El rancho (IV)

La ciudad se arremolina en la cuenca de un valle. Anteriormente el emplazamiento había sido una depresión verde, húmeda y con un extraño microclima que la convertía en un lugar casi tropical.

Ahora una arenilla azulada, como gravilla finísima, molida varias veces, lo cubre todo; la maleza que crece mal y con esfuerzo, los tejados de uralita, las lámparas que iluminan los caminos principales, también las escaleras que ascienden desde la base de la metrópolis hasta la cumbre de las colinas. Es allí donde se refugian en los días en los que el smog se posa sobre la ciudad. Sólo ahí arriba pueden bucear y aspirar un poco de aire.

Mientras caminaba, un chemtrail de color oliváceo rasgó el cielo nocturno en el que se enarbolaban nubes de color pardo y violeta. Eso hizo que acelerase el paso. Se encontraba delante del Kel Tamashek. Llamó dos veces a la puerta y con la navaja hizo tres cortes sobre el marco de madera. La puerta se abrió un poco, dejando espacio para que una nariz con un puente pronunciado se asomase. Assuf Chabiba, cómo no ¿Se acordaría de ella?

Por un momento dudó, conocer la contraseña no sería suficiente para que se la reconociera como amiga. Afortunadamente, la puerta se abrió por completo, Assuf la cogió entre sus brazos:

¡Amigha! ¡Gran amigha! ¡Briana querida, has vuelto!

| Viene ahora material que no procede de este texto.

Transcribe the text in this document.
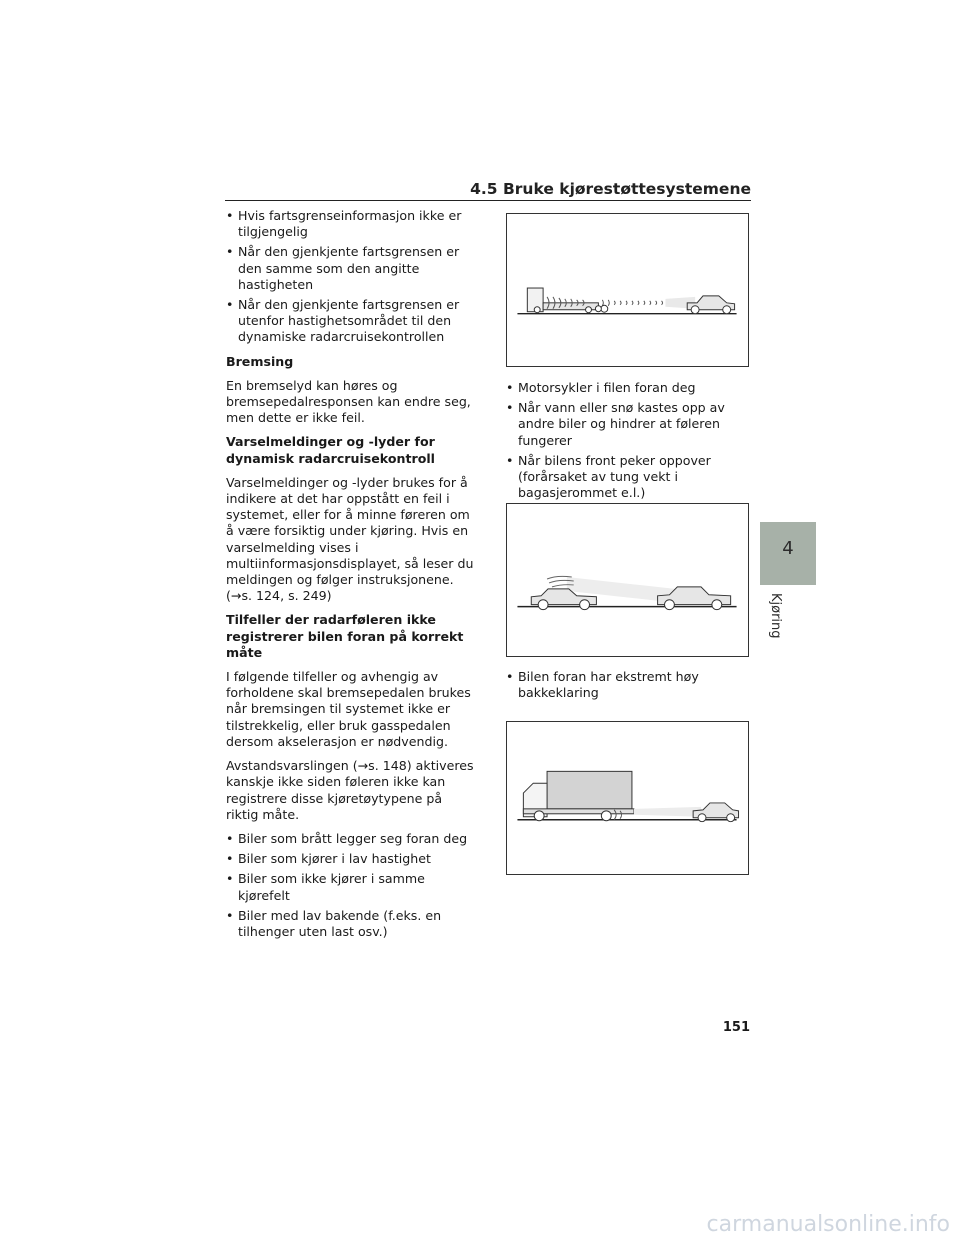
4.5 Bruke kjørestøttesystemene
• Hvis fartsgrenseinformasjon ikke er tilgjengelig
• Når den gjenkjente fartsgrensen er den samme som den angitte hastigheten
• Når den gjenkjente fartsgrensen er utenfor hastighetsområdet til den dynamiske radarcruisekontrollen
Bremsing

En bremselyd kan høres og bremsepedalresponsen kan endre seg, men dette er ikke feil.

Varselmeldinger og -lyder for dynamisk radarcruisekontroll

Varselmeldinger og -lyder brukes for å indikere at det har oppstått en feil i systemet, eller for å minne føreren om å være forsiktig under kjøring. Hvis en varselmelding vises i multiinformasjonsdisplayet, så leser du meldingen og følger instruksjonene. (→s. 124, s. 249)

Tilfeller der radarføleren ikke registrerer bilen foran på korrekt måte

I følgende tilfeller og avhengig av forholdene skal bremsepedalen brukes når bremsingen til systemet ikke er tilstrekkelig, eller bruk gasspedalen dersom akselerasjon er nødvendig.

Avstandsvarslingen (→s. 148) aktiveres kanskje ikke siden føleren ikke kan registrere disse kjøretøytypene på riktig måte.

• Biler som brått legger seg foran deg
• Biler som kjører i lav hastighet
• Biler som ikke kjører i samme kjørefelt
• Biler med lav bakende (f.eks. en tilhenger uten last osv.)
• Motorsykler i filen foran deg
• Når vann eller snø kastes opp av andre biler og hindrer at føleren fungerer
• Når bilens front peker oppover (forårsaket av tung vekt i bagasjerommet e.l.)
• Bilen foran har ekstremt høy bakkeklaring
4
Kjøring
151
carmanualsonline.info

Siempre se expresaba de esa forma anacrónica, que lo hacía entrañable y lejano. La empujó hacia el interior con suaves toquecitos en la espalda. Esto era casa, un calor agradable la inundó por dentro, se sentía a salvo. Hacía mucho que no experimentaba esa sensación.

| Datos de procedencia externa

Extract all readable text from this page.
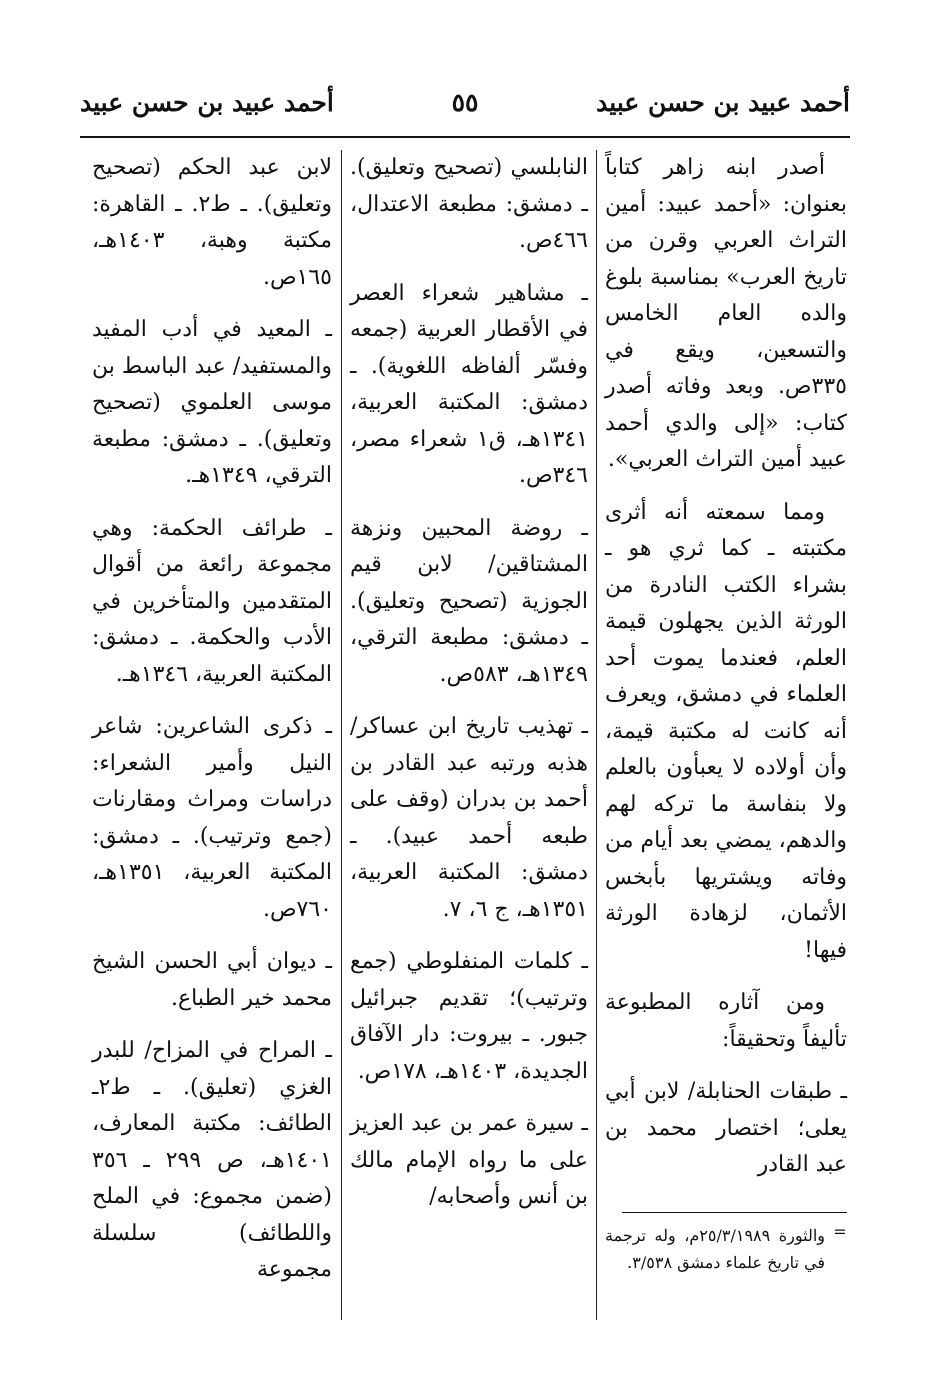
أحمد عبيد بن حسن عبيد
٥٥
أحمد عبيد بن حسن عبيد

أصدر ابنه زاهر كتاباً بعنوان: «أحمد عبيد: أمين التراث العربي وقرن من تاريخ العرب» بمناسبة بلوغ والده العام الخامس والتسعين، ويقع في ٣٣٥ص. وبعد وفاته أصدر كتاب: «إلى والدي أحمد عبيد أمين التراث العربي».

ومما سمعته أنه أثرى مكتبته ـ كما ثري هو ـ بشراء الكتب النادرة من الورثة الذين يجهلون قيمة العلم، فعندما يموت أحد العلماء في دمشق، ويعرف أنه كانت له مكتبة قيمة، وأن أولاده لا يعبأون بالعلم ولا بنفاسة ما تركه لهم والدهم، يمضي بعد أيام من وفاته ويشتريها بأبخس الأثمان، لزهادة الورثة فيها!

ومن آثاره المطبوعة تأليفاً وتحقيقاً:

ـ طبقات الحنابلة/ لابن أبي يعلى؛ اختصار محمد بن عبد القادر

النابلسي (تصحيح وتعليق). ـ دمشق: مطبعة الاعتدال، ٤٦٦ص.

ـ مشاهير شعراء العصر في الأقطار العربية (جمعه وفسّر ألفاظه اللغوية). ـ دمشق: المكتبة العربية، ١٣٤١هـ، ق١ شعراء مصر، ٣٤٦ص.

ـ روضة المحبين ونزهة المشتاقين/ لابن قيم الجوزية (تصحيح وتعليق). ـ دمشق: مطبعة الترقي، ١٣٤٩هـ، ٥٨٣ص.

ـ تهذيب تاريخ ابن عساكر/ هذبه ورتبه عبد القادر بن أحمد بن بدران (وقف على طبعه أحمد عبيد). ـ دمشق: المكتبة العربية، ١٣٥١هـ، ج ٦، ٧.

ـ كلمات المنفلوطي (جمع وترتيب)؛ تقديم جبرائيل جبور. ـ بيروت: دار الآفاق الجديدة، ١٤٠٣هـ، ١٧٨ص.

ـ سيرة عمر بن عبد العزيز على ما رواه الإمام مالك بن أنس وأصحابه/

لابن عبد الحكم (تصحيح وتعليق). ـ ط٢. ـ القاهرة: مكتبة وهبة، ١٤٠٣هـ، ١٦٥ص.

ـ المعيد في أدب المفيد والمستفيد/ عبد الباسط بن موسى العلموي (تصحيح وتعليق). ـ دمشق: مطبعة الترقي، ١٣٤٩هـ.

ـ طرائف الحكمة: وهي مجموعة رائعة من أقوال المتقدمين والمتأخرين في الأدب والحكمة. ـ دمشق: المكتبة العربية، ١٣٤٦هـ.

ـ ذكرى الشاعرين: شاعر النيل وأمير الشعراء: دراسات ومراث ومقارنات (جمع وترتيب). ـ دمشق: المكتبة العربية، ١٣٥١هـ، ٧٦٠ص.

ـ ديوان أبي الحسن الشيخ محمد خير الطباع.

ـ المراح في المزاح/ للبدر الغزي (تعليق). ـ ط٢ـ الطائف: مكتبة المعارف، ١٤٠١هـ، ص ٢٩٩ ـ ٣٥٦ (ضمن مجموع: في الملح واللطائف) سلسلة مجموعة

=
والثورة ٢٥/٣/١٩٨٩م، وله ترجمة في تاريخ علماء دمشق ٣/٥٣٨.
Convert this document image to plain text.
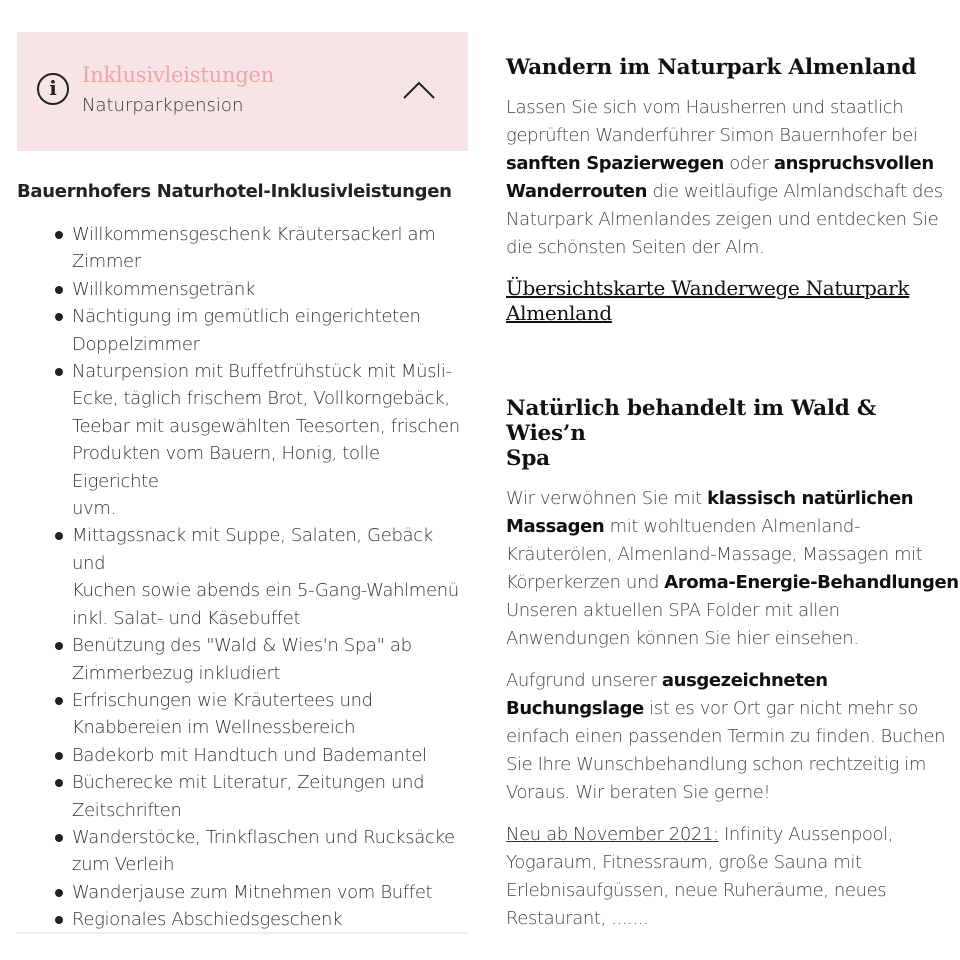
i
Inklusivleistungen
Naturparkpension
Bauernhofers Naturhotel-Inklusivleistungen
Willkommensgeschenk Kräutersackerl am
Zimmer
Willkommensgetränk
Nächtigung im gemütlich eingerichteten
Doppelzimmer
Naturpension mit Buffetfrühstück mit Müsli-
Ecke, täglich frischem Brot, Vollkorngebäck,
Teebar mit ausgewählten Teesorten, frischen
Produkten vom Bauern, Honig, tolle Eigerichte
uvm.
Mittagssnack mit Suppe, Salaten, Gebäck und
Kuchen sowie abends ein 5-Gang-Wahlmenü
inkl. Salat- und Käsebuffet
Benützung des "Wald & Wies'n Spa" ab
Zimmerbezug inkludiert
Erfrischungen wie Kräutertees und
Knabbereien im Wellnessbereich
Badekorb mit Handtuch und Bademantel
Bücherecke mit Literatur, Zeitungen und
Zeitschriften
Wanderstöcke, Trinkflaschen und Rucksäcke
zum Verleih
Wanderjause zum Mitnehmen vom Buffet
Regionales Abschiedsgeschenk
Wandern im Naturpark Almenland
Lassen Sie sich vom Hausherren und staatlich
geprüften Wanderführer Simon Bauernhofer bei
sanften Spazierwegen oder anspruchsvollen
Wanderrouten die weitläufige Almlandschaft des
Naturpark Almenlandes zeigen und entdecken Sie
die schönsten Seiten der Alm.
Übersichtskarte Wanderwege Naturpark
Almenland
Natürlich behandelt im Wald & Wies’n
Spa
Wir verwöhnen Sie mit klassisch natürlichen
Massagen mit wohltuenden Almenland-
Kräuterölen, Almenland-Massage, Massagen mit
Körperkerzen und Aroma-Energie-Behandlungen
Unseren aktuellen SPA Folder mit allen
Anwendungen können Sie hier einsehen.
Aufgrund unserer ausgezeichneten
Buchungslage ist es vor Ort gar nicht mehr so
einfach einen passenden Termin zu finden. Buchen
Sie Ihre Wunschbehandlung schon rechtzeitig im
Voraus. Wir beraten Sie gerne!
Neu ab November 2021: Infinity Aussenpool,
Yogaraum, Fitnessraum, große Sauna mit
Erlebnisaufgüssen, neue Ruheräume, neues
Restaurant, .......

El interior era una gruta excavada en la piedra de una de las laderas de la montaña, aquí el descenso de la temperatura era notable. Algunas mesas estaban ocupadas. Al fondo, junto a la chimenea que ardía furiosa, sin importar la temperatura que afuera derretía las suelas de los zapatos, un cuarteto le recordaba los viejos tiempos; los tipos eran mayores, una mujer sentada en el suelo como un indio raspaba la dentadura de la calavera de un caballo, los demás llevaban el ritmo con panderetas, laúdes y gaitas, hilvanando palabras ininteligibles y quejidos.

Del techo colgaban octaedros transparentes en cuyo interior crecían pequeños ecosistemas; en algunos casos desiertos en miniatura, en otros océanos, bosques o selvas. La luz de las lámparas se colaba entre las capas de plástico creando formas luminosas y parpadeantes sobre las mesas, como quien mira a través de un microscopio.


La miró fijamente mientras vertía licorcafé en un vaso de boca ancha, sin hielos, la botella estaba tan fría que al caer el líquido en el recipiente, emergían pequeñas volutas de vaho.